日本の医療制度は「国民皆保険」。国民全員、必ずどこかの医療保険に加入することになっている。それによって、病気やケガをして「患者」になった時、医療費の大半を補助してもらえる。今の日本は、「世界最高レベルの平均寿命と保健医療水準を実現」していると言われる。
患者が実際に病院や薬局の窓口で支払う割合は、約37兆円にもなる国全体の医療費総額の1割程度。この割合が大きいのか小さいのかは、誰にも断言できない。ただ、国全体が火の車のように厳しい財政状況なので、1割程度の負担で良しとする今の制度がいつまで続けられるのか、疑問視している人は多いだろう。

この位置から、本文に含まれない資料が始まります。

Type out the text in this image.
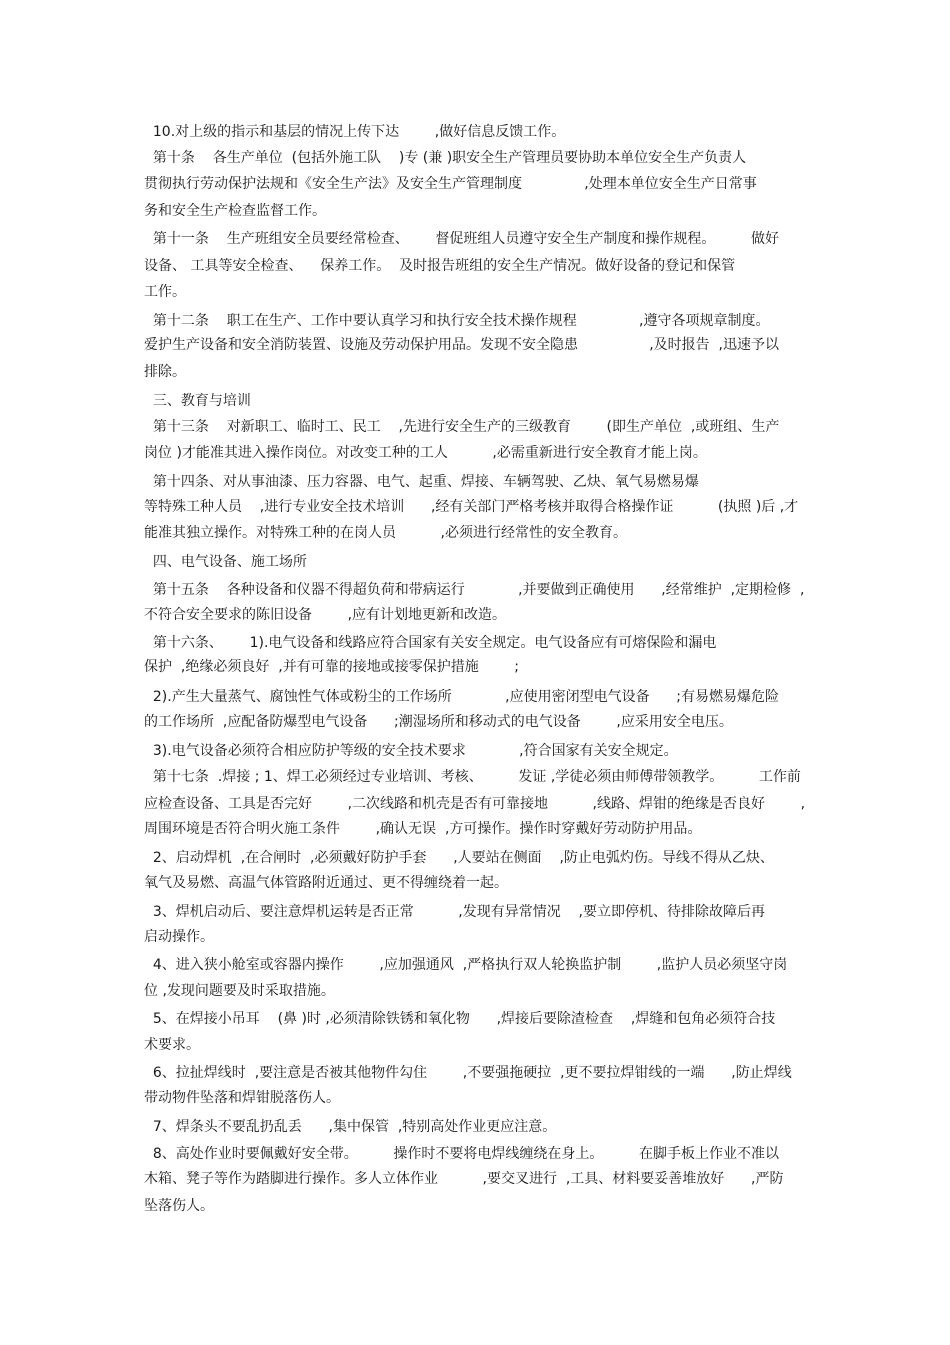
10.对上级的指示和基层的情况上传下达        ,做好信息反馈工作。
第十条    各生产单位  (包括外施工队    )专 (兼 )职安全生产管理员要协助本单位安全生产负责人
贯彻执行劳动保护法规和《安全生产法》及安全生产管理制度              ,处理本单位安全生产日常事
务和安全生产检查监督工作。
第十一条    生产班组安全员要经常检查、      督促班组人员遵守安全生产制度和操作规程。        做好
设备、 工具等安全检查、    保养工作。  及时报告班组的安全生产情况。做好设备的登记和保管
工作。
第十二条    职工在生产、工作中要认真学习和执行安全技术操作规程              ,遵守各项规章制度。
爱护生产设备和安全消防装置、设施及劳动保护用品。发现不安全隐患                ,及时报告  ,迅速予以
排除。
三、教育与培训
第十三条    对新职工、临时工、民工    ,先进行安全生产的三级教育        (即生产单位  ,或班组、生产
岗位 )才能准其进入操作岗位。对改变工种的工人          ,必需重新进行安全教育才能上岗。
第十四条、对从事油漆、压力容器、电气、起重、焊接、车辆驾驶、乙炔、氧气易燃易爆
等特殊工种人员    ,进行专业安全技术培训      ,经有关部门严格考核并取得合格操作证          (执照 )后 ,才
能准其独立操作。对特殊工种的在岗人员          ,必须进行经常性的安全教育。
四、电气设备、施工场所
第十五条    各种设备和仪器不得超负荷和带病运行            ,并要做到正确使用      ,经常维护  ,定期检修  ,
不符合安全要求的陈旧设备        ,应有计划地更新和改造。
第十六条、      1).电气设备和线路应符合国家有关安全规定。电气设备应有可熔保险和漏电
保护  ,绝缘必须良好  ,并有可靠的接地或接零保护措施        ;
2).产生大量蒸气、腐蚀性气体或粉尘的工作场所            ,应使用密闭型电气设备      ;有易燃易爆危险
的工作场所  ,应配备防爆型电气设备      ;潮湿场所和移动式的电气设备        ,应采用安全电压。
3).电气设备必须符合相应防护等级的安全技术要求            ,符合国家有关安全规定。
第十七条  .焊接 ; 1、焊工必须经过专业培训、考核、        发证 ,学徒必须由师傅带领教学。        工作前
应检查设备、工具是否完好        ,二次线路和机壳是否有可靠接地          ,线路、焊钳的绝缘是否良好        ,
周围环境是否符合明火施工条件        ,确认无误  ,方可操作。操作时穿戴好劳动防护用品。
2、启动焊机  ,在合闸时  ,必须戴好防护手套      ,人要站在侧面    ,防止电弧灼伤。导线不得从乙炔、
氧气及易燃、高温气体管路附近通过、更不得缠绕着一起。
3、焊机启动后、要注意焊机运转是否正常          ,发现有异常情况    ,要立即停机、待排除故障后再
启动操作。
4、进入狭小舱室或容器内操作        ,应加强通风  ,严格执行双人轮换监护制        ,监护人员必须坚守岗
位 ,发现问题要及时采取措施。
5、在焊接小吊耳    (鼻 )时 ,必须清除铁锈和氧化物      ,焊接后要除渣检查    ,焊缝和包角必须符合技
术要求。
6、拉扯焊线时  ,要注意是否被其他物件勾住        ,不要强拖硬拉  ,更不要拉焊钳线的一端      ,防止焊线
带动物件坠落和焊钳脱落伤人。
7、焊条头不要乱扔乱丢      ,集中保管  ,特别高处作业更应注意。
8、高处作业时要佩戴好安全带。        操作时不要将电焊线缠绕在身上。        在脚手板上作业不准以
木箱、凳子等作为踏脚进行操作。多人立体作业          ,要交叉进行  ,工具、材料要妥善堆放好      ,严防
坠落伤人。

国民皆保険の特徴は、(1)国民全員を公的医療保険で保障、(2)医療機関を自由に選べる (フリーアクセス)、(3)安い医療費で高度な医療、(4)社会保険方式を基本としつつ皆保険を維持するため公費を投入、の4点。今後も、この4つ全てを続けていけるだろうかと考えてみる。
(1)と(2)は、必要最低限の医療サービス(ナショナルミニマム)の根幹中の根幹である。(4)は、医療保険財政の仕組みとして、当面、これ以外はあり得ない。(3)もナショナルミニマムの色彩が濃いが、これには吟味が必要だ。「安い」とは、何が「安い」ということなのか。患者負担額が安いということなのか、患者負担額と医療給付を合わせた医療費総額が安いということなのか。医療費総額が安い分には越したことはないが、患者負担額だけが安いままだとなると話は違ってくる。
国民皆保険が始まって半世紀が過ぎた。
その間に医療事情は飛躍的に好転し、今では世界最高水準と言われている。だが、医療財政は暗転している。そうなると、医療を巡るナショナルミニマムの水準を引き下げない困ることになる。それは、「安い医療費」を見直すことであり、患者負担割合を引き上げることだ。
時代の変遷とともに、ナショナルミニマムも変化していくはずだ。皆、実は心の中ではわかっていることなのではないか?「安い医療費」はいつまでも続けられない、と。